En technologie moeten we efficiënter inzetten
‘Technologie is de enige manier om onze toegang tot kennis uit te breiden’, zegt OESO-directeur Andreas Schleicher tegen de BBC. ‘Bovendien is technologie een instrument dat onze manier van onderwijzen kan verbeteren en doen evolueren naar een situatie waar leerlingen actiever aan het leerproces deelnemen. Maar dan moeten we leerkrachten duidelijk maken hoe ze die technologie efficiënter en doelmatiger kunnen gebruiken.’
Dat is ook de mening van Pedro De Bruyckere. ‘Kinderen weghouden van technologie op school is helemaal geen goed idee. Het maakt hen bovendien alleen maar kwetsbaarder. Mediawijsheid staat niet voor niets in de eindtermen.’
Dat technologie in het onderwijs niet werkt, is volgens De Bruyckere te kort door de bocht. ‘In Groot-Brittannië is men erin geslaagd om jongeren die zelden een boek lazen, toch aan het lezen te krijgen. Met de hulp van een computerprogramma. Het is evenwel van belang dat je de technologie optimaal inzet voor het juiste doel bij de juiste doelgroep.’
De Bruyckere erkent dat enkele technologieën die in het onderwijs gebruikt worden niet altijd een meerwaarde hebben. ‘De voorbije jaren hebben we een massale toename gezien van het aantal MOOCs (Massive Open Online Course), online cursussen die wereldwijd kunnen worden gevolgd. Maar de kwaliteit van die cursussen blijkt volgens onderzoek vaak ondermaats. Dat betekent niet dat online leren per definitie niet werkt.’
Bingel is een mooi voorbeeld
Ook pedagoog Bert Smits vindt dat technologie in het onderwijs een middel moet zijn, en ‘geen doel op zich’. ‘Het is van groot belang dat we jongeren met technologie vertrouwd maken.
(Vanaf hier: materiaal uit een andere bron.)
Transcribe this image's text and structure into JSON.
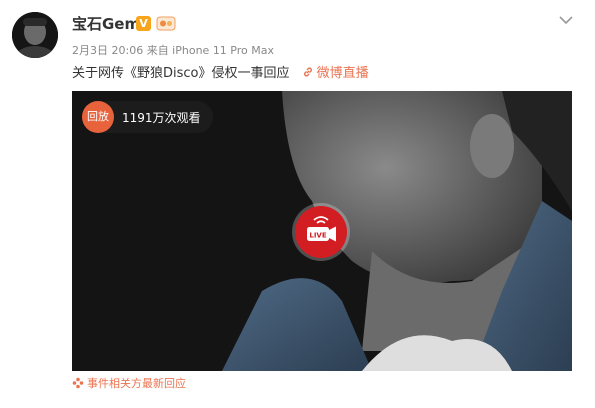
{
  "post": {
    "username": "宝石Gem",
    "verified_badge": "V",
    "meta": "2月3日 20:06 来自 iPhone 11 Pro Max",
    "title": "关于网传《野狼Disco》侵权一事回应",
    "live_link": "微博直播",
    "icons": [
      "verified-badge",
      "fan-badge-icon",
      "chevron-down-icon",
      "link-icon"
    ]
  },
  "video": {
    "replay_label": "回放",
    "views": "1191万次观看",
    "live_label": "LIVE",
    "icons": [
      "live-camera-icon"
    ]
  },
  "footer": {
    "related_text": "事件相关方最新回应",
    "icon": "flower-icon"
  },
  "colors": {
    "accent": "#eb7350",
    "live_red": "#d21d23",
    "replay_orange": "#e8623c",
    "verified_gold": "#f8a51c"
  }
}
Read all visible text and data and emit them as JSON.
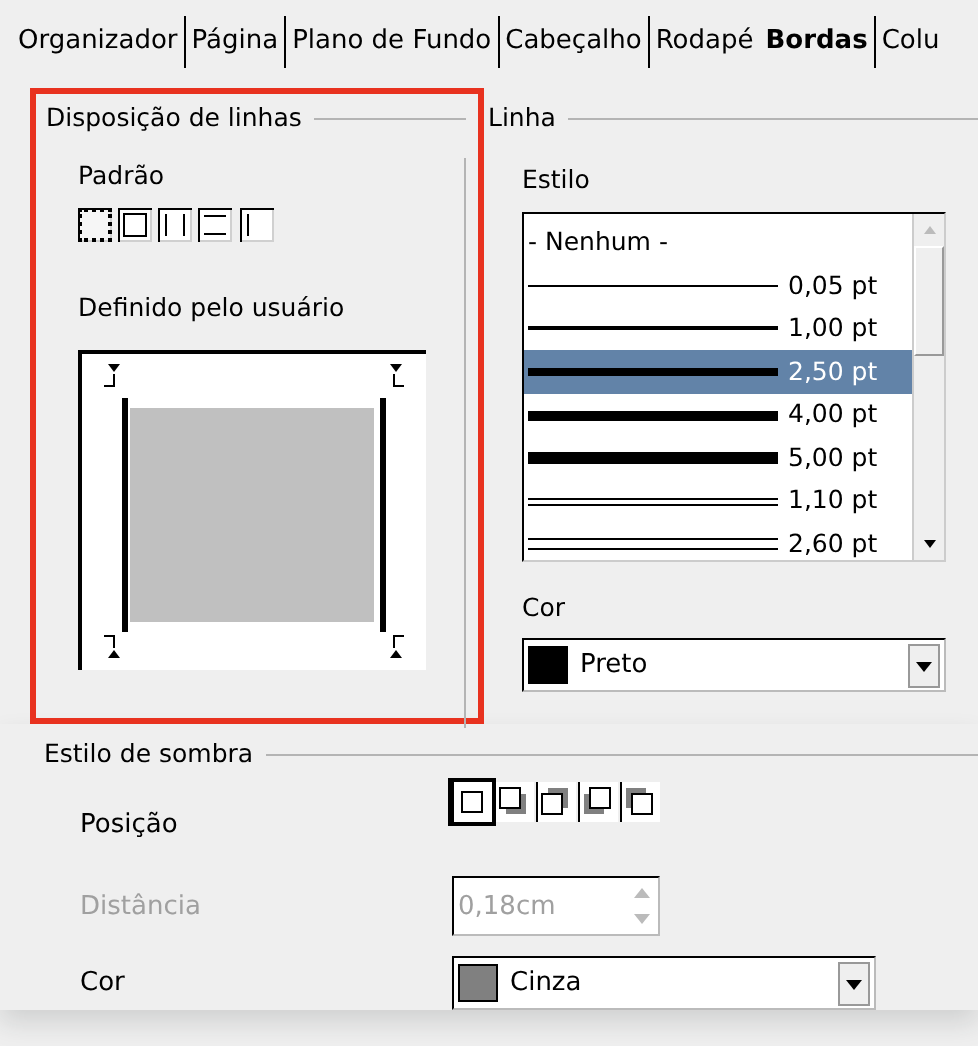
{
  "tabs": [
    {
      "label": "Organizador",
      "selected": false
    },
    {
      "label": "Página",
      "selected": false
    },
    {
      "label": "Plano de Fundo",
      "selected": false
    },
    {
      "label": "Cabeçalho",
      "selected": false
    },
    {
      "label": "Rodapé",
      "selected": false
    },
    {
      "label": "Bordas",
      "selected": true
    },
    {
      "label": "Colu",
      "selected": false
    }
  ],
  "line_arrangement": {
    "title": "Disposição de linhas",
    "default_label": "Padrão",
    "presets": [
      {
        "kind": "none",
        "selected": true
      },
      {
        "kind": "box",
        "selected": false
      },
      {
        "kind": "left-right",
        "selected": false
      },
      {
        "kind": "top-bottom",
        "selected": false
      },
      {
        "kind": "left",
        "selected": false
      }
    ],
    "user_defined_label": "Definido pelo usuário"
  },
  "line": {
    "title": "Linha",
    "style_label": "Estilo",
    "styles": [
      {
        "label": "- Nenhum -",
        "kind": "none",
        "selected": false
      },
      {
        "label": "0,05 pt",
        "kind": "hairline",
        "selected": false
      },
      {
        "label": "1,00 pt",
        "kind": "thin",
        "selected": false
      },
      {
        "label": "2,50 pt",
        "kind": "medium",
        "selected": true
      },
      {
        "label": "4,00 pt",
        "kind": "thick",
        "selected": false
      },
      {
        "label": "5,00 pt",
        "kind": "heavy",
        "selected": false
      },
      {
        "label": "1,10 pt",
        "kind": "double",
        "selected": false
      },
      {
        "label": "2,60 pt",
        "kind": "double-wide",
        "selected": false
      }
    ],
    "color_label": "Cor",
    "color": {
      "value": "Preto",
      "color": "#000000"
    }
  },
  "shadow": {
    "title": "Estilo de sombra",
    "position_label": "Posição",
    "positions": [
      {
        "kind": "none",
        "selected": true
      },
      {
        "kind": "bottom-right",
        "selected": false
      },
      {
        "kind": "top-right",
        "selected": false
      },
      {
        "kind": "bottom-left",
        "selected": false
      },
      {
        "kind": "top-left",
        "selected": false
      }
    ],
    "distance_label": "Distância",
    "distance_disabled": true,
    "distance_value": "0,18cm",
    "color_label": "Cor",
    "color": {
      "value": "Cinza",
      "color": "#808080"
    }
  }
}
Interfaces op een computer maken dat informatie op een andere manier wordt weergegeven en kan worden verwerkt door de leerling. Op die manier kan het bijdragen tot een beter begrip.’
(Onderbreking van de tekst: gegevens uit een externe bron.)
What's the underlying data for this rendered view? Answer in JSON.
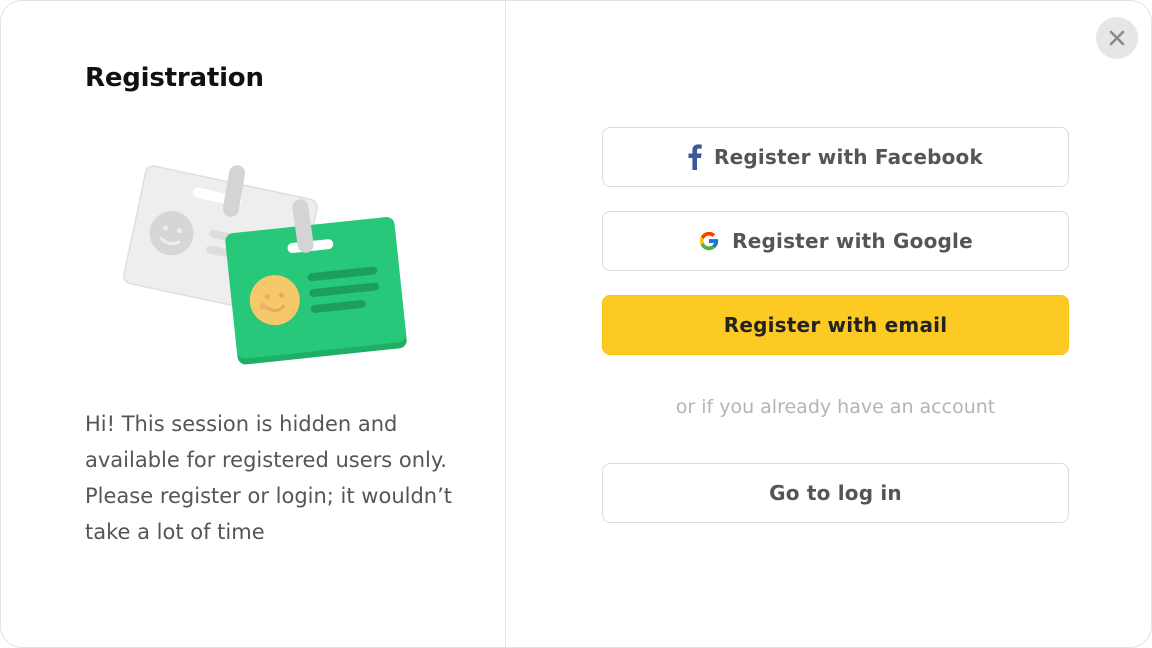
{
  "modal": {
    "title": "Registration",
    "description": "Hi! This session is hidden and available for registered users only. Please register or login; it wouldn’t take a lot of time",
    "close_icon": "close-icon"
  },
  "actions": {
    "facebook_label": "Register with Facebook",
    "google_label": "Register with Google",
    "email_label": "Register with email",
    "divider_text": "or if you already have an account",
    "login_label": "Go to log in"
  },
  "colors": {
    "accent": "#fcca22",
    "facebook": "#3b5998",
    "badge_green": "#27c87a",
    "face_yellow": "#f5c96a"
  }
}
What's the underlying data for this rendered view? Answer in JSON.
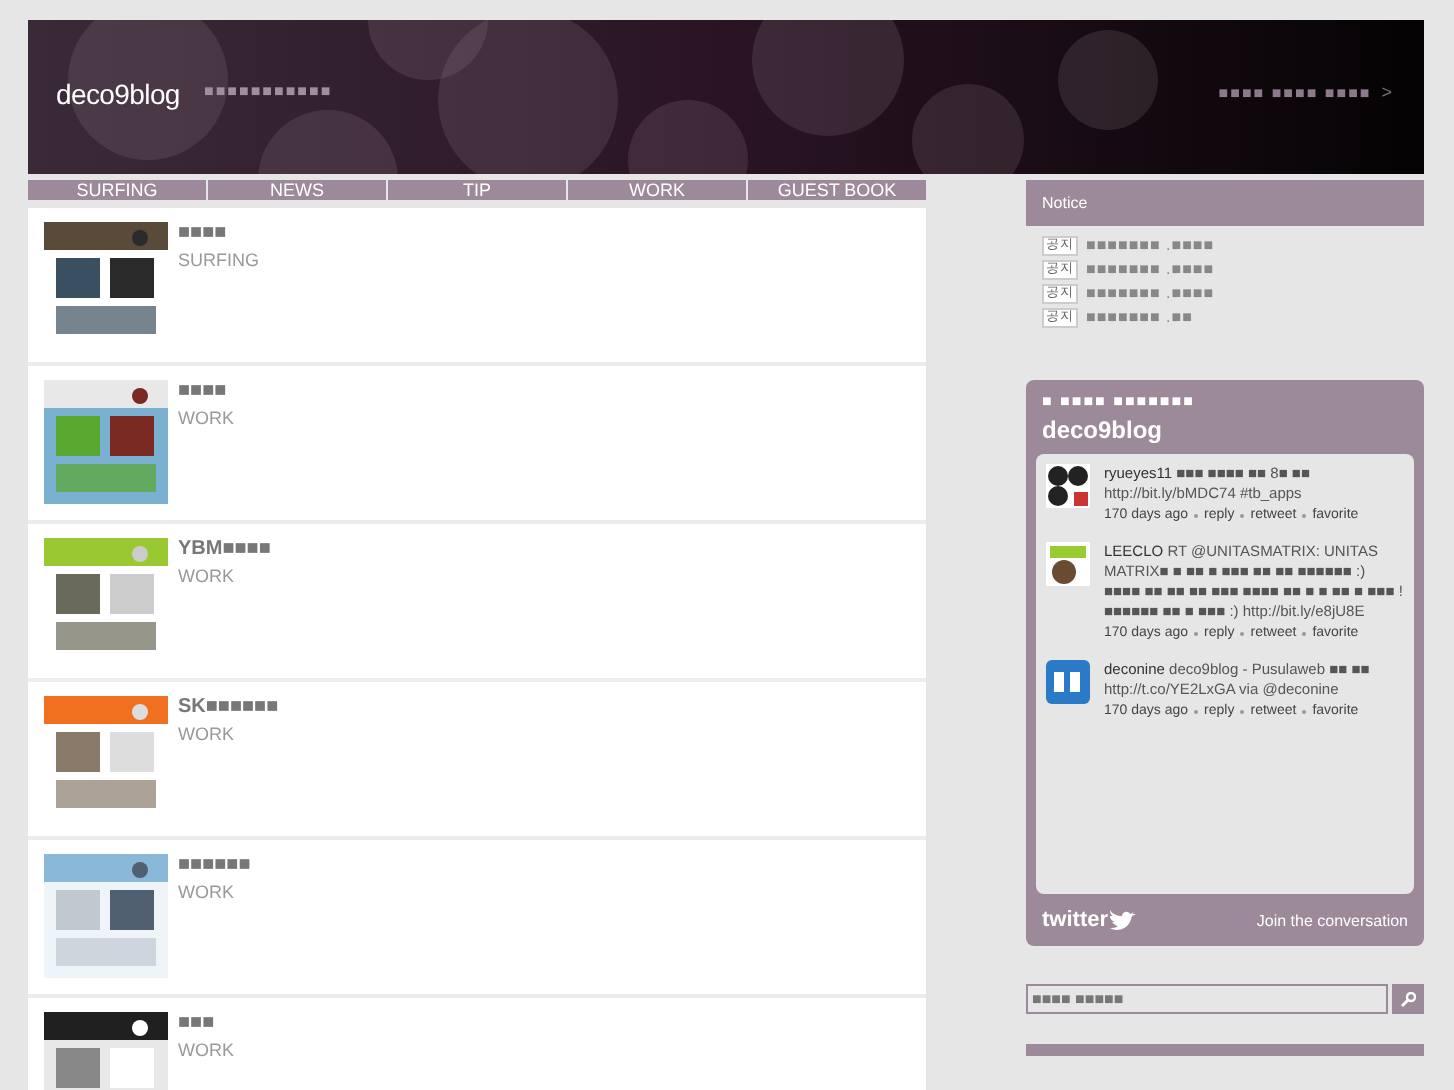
{
  "header": {
    "title": "deco9blog",
    "subtitle": "■■■■■■■■■■■",
    "right_link": "■■■■ ■■■■ ■■■■",
    "right_arrow": ">"
  },
  "nav": [
    {
      "label": "SURFING"
    },
    {
      "label": "NEWS"
    },
    {
      "label": "TIP"
    },
    {
      "label": "WORK"
    },
    {
      "label": "GUEST BOOK"
    }
  ],
  "posts": [
    {
      "title": "■■■■",
      "category": "SURFING"
    },
    {
      "title": "■■■■",
      "category": "WORK"
    },
    {
      "title": "YBM■■■■",
      "category": "WORK"
    },
    {
      "title": "SK■■■■■■",
      "category": "WORK"
    },
    {
      "title": "■■■■■■",
      "category": "WORK"
    },
    {
      "title": "■■■",
      "category": "WORK"
    }
  ],
  "notice": {
    "title": "Notice",
    "items": [
      {
        "badge": "공지",
        "text": "■■■■■■■ .■■■■"
      },
      {
        "badge": "공지",
        "text": "■■■■■■■ .■■■■"
      },
      {
        "badge": "공지",
        "text": "■■■■■■■ .■■■■"
      },
      {
        "badge": "공지",
        "text": "■■■■■■■ .■■"
      }
    ]
  },
  "twitter": {
    "caption": "■ ■■■■ ■■■■■■■",
    "account": "deco9blog",
    "tweets": [
      {
        "user": "ryueyes11",
        "text": "■■■ ■■■■ ■■ 8■ ■■ http://bit.ly/bMDC74 #tb_apps",
        "time": "170 days ago",
        "actions": [
          "reply",
          "retweet",
          "favorite"
        ]
      },
      {
        "user": "LEECLO",
        "text": "RT @UNITASMATRIX: UNITAS MATRIX■ ■ ■■ ■ ■■■ ■■ ■■ ■■■■■■ :) ■■■■ ■■ ■■ ■■ ■■■ ■■■■ ■■ ■ ■ ■■ ■ ■■■ ! ■■■■■■ ■■ ■ ■■■ :) http://bit.ly/e8jU8E",
        "time": "170 days ago",
        "actions": [
          "reply",
          "retweet",
          "favorite"
        ]
      },
      {
        "user": "deconine",
        "text": "deco9blog - Pusulaweb ■■ ■■ http://t.co/YE2LxGA via @deconine",
        "time": "170 days ago",
        "actions": [
          "reply",
          "retweet",
          "favorite"
        ]
      }
    ],
    "logo": "twitter",
    "join": "Join the conversation"
  },
  "search": {
    "placeholder": "■■■■ ■■■■■"
  }
}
Een mooi voorbeeld is, volgens Smits, het digitale leerplatform Bingel. ‘Heel veel scholen gebruiken het: het is eenvoudig in gebruik en er zit een spelelement. Hoe meer leerlingen oefenen, hoe meer credits ze sprokkelen. Met die credits kunnen ze uiteindelijk een spelletje spelen. Die gamification motiveert leerlingen om voortdurend nieuwe oefeningen te maken’, zegt Smits.
‘Bingel maakt het ook gemakkelijker om te differentiëren. Als iemand enkele keren een gemakkelijke oefening heeft opgelost, krijgt hij een moeilijker opdracht voorgeschoteld. Leerlingen die iets niet begrijpen, kunnen er haast oneindig oefeningen blijven maken. Meer differentiatie is net wat we nodig hebben in ons onderwijs.’